To evaluate how viral variants may affect disease progression in human pediatric AIDS, we studied the potential of three simian immunodeficiency virus (SIV) isolates to induce simian AIDS in newborn rhesus macaques. The three virus isolates were previously shown to range from pathogenic (SIVmac251 and SIVmac239) to nonpathogenic (SIVmac1A11) when inoculated intravenously into juvenile and adult rhesus macaques. Six newborn macaques inoculated with pathogenic, uncloned SIVmac251 developed persistent, high levels of cell-associated and cell-free viremia, had no detectable antiviral antibodies, and had poor weight gain; these animals all exhibited severe clinical disease and pathologic lesions diagnostic for simian AIDS and were euthanatized 10 to 26 weeks after inoculation. Two newborns inoculated with pathogenic, molecularly cloned SIVmac239 developed persistent high virus load in peripheral blood, but both animals had normal weight gain and developed antiviral antibodies. One of the SIVmac239-infected neonates exhibited pathologic lesions diagnostic for SAIDS and was euthanatized at 34 weeks after inoculation; the other SIVmac239-infected neonate remained alive and exhibited no significant clinical disease for more than 1 year after inoculation. In contrast, three newborn rhesus macaques inoculated with the nonpathogenic molecular clone, SIVmac1A11, had transient, low-level viremia, seroconverted by 10 weeks after inoculation, had normal weight gain, and remained healthy for over 1 year. These results indicate that (i) newborn rhesus macaques infected with an uncloned, virulent SIVmac isolate have a more rapid, fulminant disease course than do adults inoculated with the same virus, (ii) the most rapid disease progression is associated with lack of a detectable humoral immune response in SIV-infected infant macaques, (iii) a molecularly cloned, attenuated SIV isolate is nonpathogenic in neonatal macaques, and (iv) SIV-infected neonatal macaques exhibit patterns of infection, virus load, and disease progression similar to those observed in human immunodeficiency virus-infected children. This SIV/neonatal rhesus model of pediatric AIDS provides a rapid, sensitive model with which to compare the virulence of SIV isolates and to study the mechanisms underlying the differences in disease progression in human immunodeficiency virus-infected infants.

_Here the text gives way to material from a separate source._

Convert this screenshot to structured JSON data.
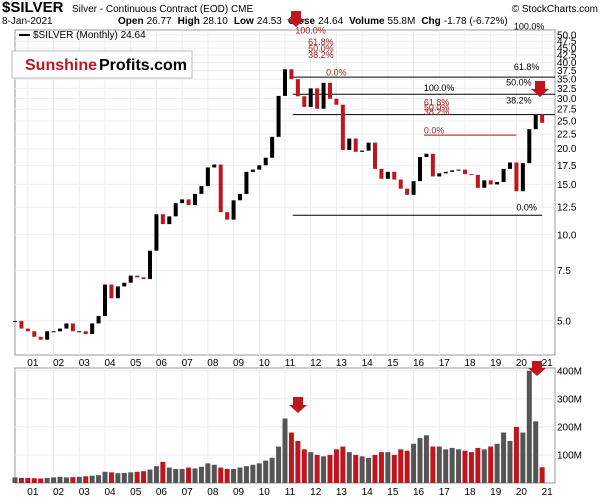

Immediate zidovudine treatment protects simian immunodeficiency virus-infected newborn macaques against rapid onset of AIDS.

Simian immunodeficiency virus (SIV) infection of newborn rhesus macaques is a practical animal model of pediatric AIDS. Intravenous inoculation of rhesus newborns with uncloned SIVmac resulted in a high virus load, no antiviral immune responses, severe immunodeficiency, and a high mortality rate within 3 months. In contrast, immediate oral zidovudine (AZT) treatment of SIV-inoculated rhesus newborns either prevented infection or resulted in reduced virus load, enhanced antiviral immune responses, a low frequency of AZT-resistant virus isolates, and delayed disease progression with negligible toxicity. These results suggest that early chronic AZT treatment of human immunodeficiency virus-exposed newborns may have benefits that outweigh its potential side effects.